Sou um homem do século passado. Pior, sou branco, cis, heterossexual e, pelos critérios de renda da FGV, pertenço à classe A. Só o que me impede de estrelar o papel de vilão da modernidade é que faço parte de duas minorias historicamente perseguidas: sou judeu e ateu (não, não há contradição). Apesar disso, sou relativamente aberto às inovações "woke".
Acho importantíssimo discutir racismo e outras formas de discriminação; vejo méritos no PC (politicamente correto), embora deplore seus exageros; e aceito o uso da linguagem neutra, ainda que seja cético quanto à possibilidade de dirigir a evolução da língua. Mas, se há um elemento da cartilha "woke" que não compro, é a apropriação cultural. Não consigo ver nada de deletério em usar objetos de outras culturas. Ao contrário, vejo nisso um dos grandes acertos da humanidade
Comecemos pela religião.
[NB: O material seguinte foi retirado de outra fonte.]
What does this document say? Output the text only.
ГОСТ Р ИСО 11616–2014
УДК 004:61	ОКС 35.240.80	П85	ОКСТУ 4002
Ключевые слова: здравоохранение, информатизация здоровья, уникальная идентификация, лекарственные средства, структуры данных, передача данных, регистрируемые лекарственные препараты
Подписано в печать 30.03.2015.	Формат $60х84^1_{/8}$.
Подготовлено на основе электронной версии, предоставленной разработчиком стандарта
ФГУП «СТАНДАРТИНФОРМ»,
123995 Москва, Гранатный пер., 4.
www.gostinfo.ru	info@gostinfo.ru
Medindo a grossura da minha edição da Bíblia, constato que o Antigo Testamento, isto é, o "Tanakh", ou Bíblia hebraica, ocupa 4,1 dos 5,3 cm do livro. Se cada cultura pudesse guardar exclusivamente para si seus artefatos, nós, judeus, poderíamos cancelar a versão cristã das Escrituras? E não só elas; o Alcorão também reproduz várias histórias bíblicas.
É claro que a coisa não para aí. Se investigarmos melhor, vamos constatar que os judeus também cometeram o pecado da apropriação. O mito da arca de Noé, por exemplo, já está no "Gilgamesh", obra mesopotâmica pelo menos mil anos mais velha que o "Tanakh".
Se você, leitor, acha que os direitos de exclusividade devem ser respeitados, então pare de ler, a menos que descenda de egípcios ou sumérios. É que foram eles que inventaram os sistemas que deram origem ao alfabeto. Todas as outras escritas baseadas em som os copiaram.